Putting It All Together
Here is the complete code for our index.js file, integrating all the steps:
// index.js
require('dotenv').config();
const express = require('express');
const multer = require('multer');
const fs = require('fs');
const { OpenAI } = require('openai');
const Sentiment = require('sentiment');
const winkNLP = require('wink-nlp');
const model = require('wink-eng-lite-web-model');
const app = express();
const port = 3000;
// Initialize AI tools
const openai = new OpenAI({ apiKey: process.env.OPENAI_API_KEY });
const sentiment = new Sentiment();
const nlp = winkNLP(model);
// Set up Multer for file uploads
const upload = multer({ dest: 'uploads/' });
app.post('/journal', upload.single('audio'), async (req, res) => {
if (!req.file) {
return res.status(400).send('No audio file uploaded.');
}
try {
// 1. Transcribe audio with Whisper
const transcription = await openai.audio.transcriptions.create({
file: fs.createReadStream(req.file.path),
model: 'whisper-1',
});
const journalText = transcription.text;
// 2. Analyze sentiment
const sentimentResult = sentiment.analyze(journalText);
// 3. Extract entities (tags)
const doc = nlp.readDoc(journalText);
const entities = doc.entities().out();
const tags = entities.map(entity => ({ value: entity.value, type: entity.type }));
res.json({
transcription: journalText,
sentiment: {
score: sentimentResult.score,
comparative: sentimentResult.comparative,
},
tags: tags,
});
} catch (error) {
console.error('Error processing journal entry:', error);
res.status(500).send('Failed to process journal entry.');
} finally {
// Clean up the uploaded file
fs.unlinkSync(req.file.path);
}
});
app.listen(port, () => {
console.log(`Server is running on http://localhost:${port}`);
});
Now, a single API call with an audio file will return a rich JSON object with the transcription, mood analysis, and relevant tags!
Security Best Practices
- API Key Management: Always use environment variables for sensitive information like your OpenAI API key. Never hardcode it in your source code.
- Input Validation: While Multer handles the file upload, ensure you have checks for file size and type to prevent abuse.
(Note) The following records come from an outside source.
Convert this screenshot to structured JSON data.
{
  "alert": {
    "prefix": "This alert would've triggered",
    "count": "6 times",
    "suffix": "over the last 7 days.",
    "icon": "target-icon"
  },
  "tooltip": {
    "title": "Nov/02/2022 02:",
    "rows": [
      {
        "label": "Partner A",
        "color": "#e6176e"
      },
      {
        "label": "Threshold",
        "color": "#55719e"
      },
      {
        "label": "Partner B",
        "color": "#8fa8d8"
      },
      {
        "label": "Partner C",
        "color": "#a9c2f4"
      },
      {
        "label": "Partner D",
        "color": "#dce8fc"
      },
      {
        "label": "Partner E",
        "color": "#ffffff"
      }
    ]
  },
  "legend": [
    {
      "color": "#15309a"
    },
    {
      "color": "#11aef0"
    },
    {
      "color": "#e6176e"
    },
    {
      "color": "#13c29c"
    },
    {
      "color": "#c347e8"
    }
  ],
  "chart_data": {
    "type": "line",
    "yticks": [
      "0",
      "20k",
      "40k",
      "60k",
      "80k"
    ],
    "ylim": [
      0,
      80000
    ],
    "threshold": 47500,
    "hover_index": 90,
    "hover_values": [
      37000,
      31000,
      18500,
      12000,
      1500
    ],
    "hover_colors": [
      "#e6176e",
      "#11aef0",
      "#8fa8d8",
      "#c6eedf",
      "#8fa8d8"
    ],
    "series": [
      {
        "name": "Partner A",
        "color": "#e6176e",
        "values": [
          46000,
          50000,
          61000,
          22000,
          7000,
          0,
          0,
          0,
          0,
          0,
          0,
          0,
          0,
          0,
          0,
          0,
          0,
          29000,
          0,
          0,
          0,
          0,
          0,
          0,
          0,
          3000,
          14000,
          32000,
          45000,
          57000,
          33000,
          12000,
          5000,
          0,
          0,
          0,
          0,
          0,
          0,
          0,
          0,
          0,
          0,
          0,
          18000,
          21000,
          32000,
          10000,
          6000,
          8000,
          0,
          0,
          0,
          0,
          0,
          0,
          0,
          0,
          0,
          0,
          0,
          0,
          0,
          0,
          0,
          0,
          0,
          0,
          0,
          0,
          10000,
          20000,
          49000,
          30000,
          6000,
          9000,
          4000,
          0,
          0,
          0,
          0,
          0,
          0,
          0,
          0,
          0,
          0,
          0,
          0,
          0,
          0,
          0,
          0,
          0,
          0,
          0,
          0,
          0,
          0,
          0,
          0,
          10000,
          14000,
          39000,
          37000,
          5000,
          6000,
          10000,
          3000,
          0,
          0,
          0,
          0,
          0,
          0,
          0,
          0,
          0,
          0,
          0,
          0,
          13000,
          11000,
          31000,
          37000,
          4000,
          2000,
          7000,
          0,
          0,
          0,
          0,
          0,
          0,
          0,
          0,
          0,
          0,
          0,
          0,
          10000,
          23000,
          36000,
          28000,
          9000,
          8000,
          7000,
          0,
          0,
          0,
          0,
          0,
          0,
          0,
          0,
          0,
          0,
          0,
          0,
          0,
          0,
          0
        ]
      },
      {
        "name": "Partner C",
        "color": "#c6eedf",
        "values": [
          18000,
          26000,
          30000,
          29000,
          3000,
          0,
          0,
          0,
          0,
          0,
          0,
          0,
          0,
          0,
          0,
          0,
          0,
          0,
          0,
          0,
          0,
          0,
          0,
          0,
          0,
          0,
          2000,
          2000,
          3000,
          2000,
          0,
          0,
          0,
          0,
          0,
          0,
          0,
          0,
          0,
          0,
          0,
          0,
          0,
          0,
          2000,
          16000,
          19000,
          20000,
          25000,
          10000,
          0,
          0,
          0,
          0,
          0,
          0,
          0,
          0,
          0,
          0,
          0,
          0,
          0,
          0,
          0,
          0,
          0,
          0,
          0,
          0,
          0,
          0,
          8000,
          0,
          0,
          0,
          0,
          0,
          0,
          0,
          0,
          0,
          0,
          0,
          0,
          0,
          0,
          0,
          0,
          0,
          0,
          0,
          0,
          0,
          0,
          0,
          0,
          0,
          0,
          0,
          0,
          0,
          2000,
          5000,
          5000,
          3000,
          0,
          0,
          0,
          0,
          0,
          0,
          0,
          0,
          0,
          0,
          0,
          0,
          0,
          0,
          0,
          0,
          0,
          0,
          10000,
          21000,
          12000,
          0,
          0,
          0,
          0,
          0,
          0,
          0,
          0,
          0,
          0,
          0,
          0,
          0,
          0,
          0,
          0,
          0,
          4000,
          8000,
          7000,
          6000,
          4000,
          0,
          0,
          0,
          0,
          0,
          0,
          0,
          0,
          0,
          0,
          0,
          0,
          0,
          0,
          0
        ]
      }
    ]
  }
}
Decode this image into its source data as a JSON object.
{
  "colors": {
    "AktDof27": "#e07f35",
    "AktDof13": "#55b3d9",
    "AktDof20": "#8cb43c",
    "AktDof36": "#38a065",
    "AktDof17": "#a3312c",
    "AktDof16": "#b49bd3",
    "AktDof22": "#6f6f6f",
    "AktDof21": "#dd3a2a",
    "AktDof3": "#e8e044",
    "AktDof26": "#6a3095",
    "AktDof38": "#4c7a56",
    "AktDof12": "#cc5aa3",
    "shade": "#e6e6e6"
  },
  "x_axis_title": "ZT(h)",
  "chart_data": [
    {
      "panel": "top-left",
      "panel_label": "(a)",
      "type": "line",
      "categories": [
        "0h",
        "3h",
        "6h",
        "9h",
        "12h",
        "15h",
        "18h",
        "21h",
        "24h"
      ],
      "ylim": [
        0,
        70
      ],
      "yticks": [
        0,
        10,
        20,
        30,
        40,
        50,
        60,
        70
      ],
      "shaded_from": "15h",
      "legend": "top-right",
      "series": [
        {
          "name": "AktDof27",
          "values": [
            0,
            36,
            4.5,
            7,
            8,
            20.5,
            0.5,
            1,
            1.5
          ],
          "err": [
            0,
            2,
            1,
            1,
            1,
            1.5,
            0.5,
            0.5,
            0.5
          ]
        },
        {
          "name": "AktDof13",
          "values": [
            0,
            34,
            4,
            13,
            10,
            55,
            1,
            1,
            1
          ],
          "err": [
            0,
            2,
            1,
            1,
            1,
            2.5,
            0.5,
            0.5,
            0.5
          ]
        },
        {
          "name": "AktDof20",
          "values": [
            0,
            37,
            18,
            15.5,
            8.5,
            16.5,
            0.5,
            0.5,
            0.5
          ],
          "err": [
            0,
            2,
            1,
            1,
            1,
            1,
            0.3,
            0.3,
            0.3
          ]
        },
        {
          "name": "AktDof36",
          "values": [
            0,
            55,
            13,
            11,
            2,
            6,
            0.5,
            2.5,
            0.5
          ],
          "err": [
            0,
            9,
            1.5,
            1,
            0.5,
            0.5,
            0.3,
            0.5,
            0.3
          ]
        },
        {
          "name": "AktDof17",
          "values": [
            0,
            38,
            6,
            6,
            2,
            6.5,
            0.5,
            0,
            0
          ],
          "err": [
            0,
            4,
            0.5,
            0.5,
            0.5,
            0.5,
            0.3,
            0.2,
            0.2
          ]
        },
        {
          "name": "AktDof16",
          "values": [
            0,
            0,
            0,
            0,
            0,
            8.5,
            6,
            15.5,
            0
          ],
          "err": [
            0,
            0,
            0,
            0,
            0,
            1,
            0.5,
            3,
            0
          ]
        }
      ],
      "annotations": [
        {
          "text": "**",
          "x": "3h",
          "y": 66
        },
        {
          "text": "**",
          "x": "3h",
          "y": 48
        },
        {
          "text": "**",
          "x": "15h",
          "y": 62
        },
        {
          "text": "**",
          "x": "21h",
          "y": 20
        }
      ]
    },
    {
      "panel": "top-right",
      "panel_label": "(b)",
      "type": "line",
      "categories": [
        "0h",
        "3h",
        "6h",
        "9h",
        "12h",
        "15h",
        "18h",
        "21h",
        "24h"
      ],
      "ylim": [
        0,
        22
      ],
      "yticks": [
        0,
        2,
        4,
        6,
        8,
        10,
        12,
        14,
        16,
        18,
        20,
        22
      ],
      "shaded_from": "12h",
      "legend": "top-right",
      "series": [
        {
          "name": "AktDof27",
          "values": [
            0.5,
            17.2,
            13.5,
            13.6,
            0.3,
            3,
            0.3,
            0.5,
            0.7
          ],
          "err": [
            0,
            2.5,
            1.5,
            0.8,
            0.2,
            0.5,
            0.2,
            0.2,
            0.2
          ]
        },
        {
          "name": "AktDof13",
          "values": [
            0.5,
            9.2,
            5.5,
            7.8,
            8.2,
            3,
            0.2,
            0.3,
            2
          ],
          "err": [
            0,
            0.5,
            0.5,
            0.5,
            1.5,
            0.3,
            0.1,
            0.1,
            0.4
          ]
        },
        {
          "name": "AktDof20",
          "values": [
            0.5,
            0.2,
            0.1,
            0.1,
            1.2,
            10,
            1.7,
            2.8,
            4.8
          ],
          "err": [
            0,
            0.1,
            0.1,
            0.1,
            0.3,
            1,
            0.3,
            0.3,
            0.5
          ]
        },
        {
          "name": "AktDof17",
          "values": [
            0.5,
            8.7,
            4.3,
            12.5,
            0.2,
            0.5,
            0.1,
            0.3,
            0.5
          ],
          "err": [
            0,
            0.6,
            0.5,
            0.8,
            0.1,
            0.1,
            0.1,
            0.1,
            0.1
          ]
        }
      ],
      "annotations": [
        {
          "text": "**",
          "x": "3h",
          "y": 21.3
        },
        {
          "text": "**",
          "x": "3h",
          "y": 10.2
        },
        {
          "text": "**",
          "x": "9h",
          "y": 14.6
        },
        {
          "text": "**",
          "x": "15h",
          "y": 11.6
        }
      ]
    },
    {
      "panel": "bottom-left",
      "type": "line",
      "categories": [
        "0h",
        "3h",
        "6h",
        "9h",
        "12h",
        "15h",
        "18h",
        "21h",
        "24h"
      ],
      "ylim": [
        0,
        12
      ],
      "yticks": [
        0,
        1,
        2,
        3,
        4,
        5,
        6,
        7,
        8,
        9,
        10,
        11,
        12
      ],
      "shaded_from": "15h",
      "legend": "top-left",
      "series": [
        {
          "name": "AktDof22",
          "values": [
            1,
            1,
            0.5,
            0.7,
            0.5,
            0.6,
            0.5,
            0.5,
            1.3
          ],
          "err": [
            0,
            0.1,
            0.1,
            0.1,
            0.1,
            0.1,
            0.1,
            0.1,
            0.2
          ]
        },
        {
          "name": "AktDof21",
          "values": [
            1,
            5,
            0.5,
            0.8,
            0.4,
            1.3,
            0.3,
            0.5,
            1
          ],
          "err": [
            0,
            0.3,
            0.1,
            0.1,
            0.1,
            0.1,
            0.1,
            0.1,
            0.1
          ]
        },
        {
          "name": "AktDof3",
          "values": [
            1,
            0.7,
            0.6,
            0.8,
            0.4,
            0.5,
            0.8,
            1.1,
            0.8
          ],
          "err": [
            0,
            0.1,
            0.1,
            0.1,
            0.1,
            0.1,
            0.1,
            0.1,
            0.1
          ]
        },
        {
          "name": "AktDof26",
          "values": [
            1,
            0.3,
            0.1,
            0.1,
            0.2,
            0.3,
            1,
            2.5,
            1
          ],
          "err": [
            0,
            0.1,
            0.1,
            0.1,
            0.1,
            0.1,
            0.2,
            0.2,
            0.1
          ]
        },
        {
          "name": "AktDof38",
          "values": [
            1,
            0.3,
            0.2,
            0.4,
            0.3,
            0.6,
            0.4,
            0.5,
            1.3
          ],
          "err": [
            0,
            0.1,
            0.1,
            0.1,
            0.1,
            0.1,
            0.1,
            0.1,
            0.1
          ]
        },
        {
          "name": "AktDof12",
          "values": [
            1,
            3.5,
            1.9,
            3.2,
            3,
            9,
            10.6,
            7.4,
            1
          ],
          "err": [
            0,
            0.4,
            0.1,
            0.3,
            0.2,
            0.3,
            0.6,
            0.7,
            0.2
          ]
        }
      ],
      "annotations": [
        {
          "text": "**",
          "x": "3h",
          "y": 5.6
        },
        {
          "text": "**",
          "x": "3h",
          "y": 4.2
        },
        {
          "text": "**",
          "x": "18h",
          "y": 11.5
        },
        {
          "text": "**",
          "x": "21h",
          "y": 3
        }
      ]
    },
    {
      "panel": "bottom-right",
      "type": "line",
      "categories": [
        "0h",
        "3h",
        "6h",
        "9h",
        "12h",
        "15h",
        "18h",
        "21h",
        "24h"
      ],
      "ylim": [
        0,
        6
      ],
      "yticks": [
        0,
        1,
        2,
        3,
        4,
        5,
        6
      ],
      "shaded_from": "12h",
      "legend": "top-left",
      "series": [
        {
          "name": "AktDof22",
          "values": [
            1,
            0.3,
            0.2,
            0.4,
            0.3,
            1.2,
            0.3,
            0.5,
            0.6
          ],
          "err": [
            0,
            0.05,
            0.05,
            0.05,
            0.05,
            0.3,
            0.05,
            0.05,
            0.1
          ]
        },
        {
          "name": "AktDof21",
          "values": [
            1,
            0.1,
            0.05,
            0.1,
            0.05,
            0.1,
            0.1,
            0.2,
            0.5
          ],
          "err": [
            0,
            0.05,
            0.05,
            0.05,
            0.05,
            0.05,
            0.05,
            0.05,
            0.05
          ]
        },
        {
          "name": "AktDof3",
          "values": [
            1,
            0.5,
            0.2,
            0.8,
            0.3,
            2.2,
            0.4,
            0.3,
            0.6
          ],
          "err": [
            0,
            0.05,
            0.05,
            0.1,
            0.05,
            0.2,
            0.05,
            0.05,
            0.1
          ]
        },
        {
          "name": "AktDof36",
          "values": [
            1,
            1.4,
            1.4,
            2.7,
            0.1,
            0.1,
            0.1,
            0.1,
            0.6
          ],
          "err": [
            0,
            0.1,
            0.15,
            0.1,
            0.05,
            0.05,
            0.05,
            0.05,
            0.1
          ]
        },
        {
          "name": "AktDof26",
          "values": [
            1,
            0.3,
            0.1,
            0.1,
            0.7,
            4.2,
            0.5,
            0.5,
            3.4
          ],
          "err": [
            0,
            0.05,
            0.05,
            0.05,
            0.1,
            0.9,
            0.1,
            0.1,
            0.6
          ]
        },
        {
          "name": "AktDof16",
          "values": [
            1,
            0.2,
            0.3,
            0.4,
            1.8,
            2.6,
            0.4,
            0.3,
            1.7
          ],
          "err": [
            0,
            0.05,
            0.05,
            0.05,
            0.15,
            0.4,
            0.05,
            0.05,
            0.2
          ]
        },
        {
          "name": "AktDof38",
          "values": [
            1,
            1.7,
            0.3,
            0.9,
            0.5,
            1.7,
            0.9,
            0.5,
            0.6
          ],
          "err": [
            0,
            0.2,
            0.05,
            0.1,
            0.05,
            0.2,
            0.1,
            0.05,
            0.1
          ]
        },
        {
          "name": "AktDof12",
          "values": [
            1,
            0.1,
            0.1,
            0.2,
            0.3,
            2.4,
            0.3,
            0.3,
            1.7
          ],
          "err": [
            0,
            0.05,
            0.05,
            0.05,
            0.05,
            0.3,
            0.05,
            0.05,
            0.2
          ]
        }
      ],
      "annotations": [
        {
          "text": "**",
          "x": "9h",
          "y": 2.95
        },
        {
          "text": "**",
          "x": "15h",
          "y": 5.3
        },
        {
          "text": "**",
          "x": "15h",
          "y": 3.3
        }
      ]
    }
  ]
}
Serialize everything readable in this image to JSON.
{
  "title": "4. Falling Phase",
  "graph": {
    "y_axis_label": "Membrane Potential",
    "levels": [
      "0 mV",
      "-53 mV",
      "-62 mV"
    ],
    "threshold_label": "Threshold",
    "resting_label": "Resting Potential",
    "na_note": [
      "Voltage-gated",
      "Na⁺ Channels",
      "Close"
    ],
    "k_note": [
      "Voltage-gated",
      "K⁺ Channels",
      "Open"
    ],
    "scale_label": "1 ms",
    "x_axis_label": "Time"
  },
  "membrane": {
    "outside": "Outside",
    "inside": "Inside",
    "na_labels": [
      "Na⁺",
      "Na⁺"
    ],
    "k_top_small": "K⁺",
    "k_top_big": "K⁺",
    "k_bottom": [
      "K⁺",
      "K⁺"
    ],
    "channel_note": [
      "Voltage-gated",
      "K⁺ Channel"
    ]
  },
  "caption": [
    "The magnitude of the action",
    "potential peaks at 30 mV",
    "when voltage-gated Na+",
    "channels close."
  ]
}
- Error Handling: Implement robust error handling to gracefully manage issues with API calls or file processing.
Conclusion
We've successfully built a powerful Voice-to-Journal service that leverages the cutting-edge capabilities of AI. This project demonstrates how you can chain together different AI models to create a truly valuable application. From here, you could extend this project by adding a database to store the journal entries, building a front-end interface, or even creating visualizations of your mood over time.
The world of AI is full of exciting possibilities, and hopefully, this project inspires you to build your own intelligent applications.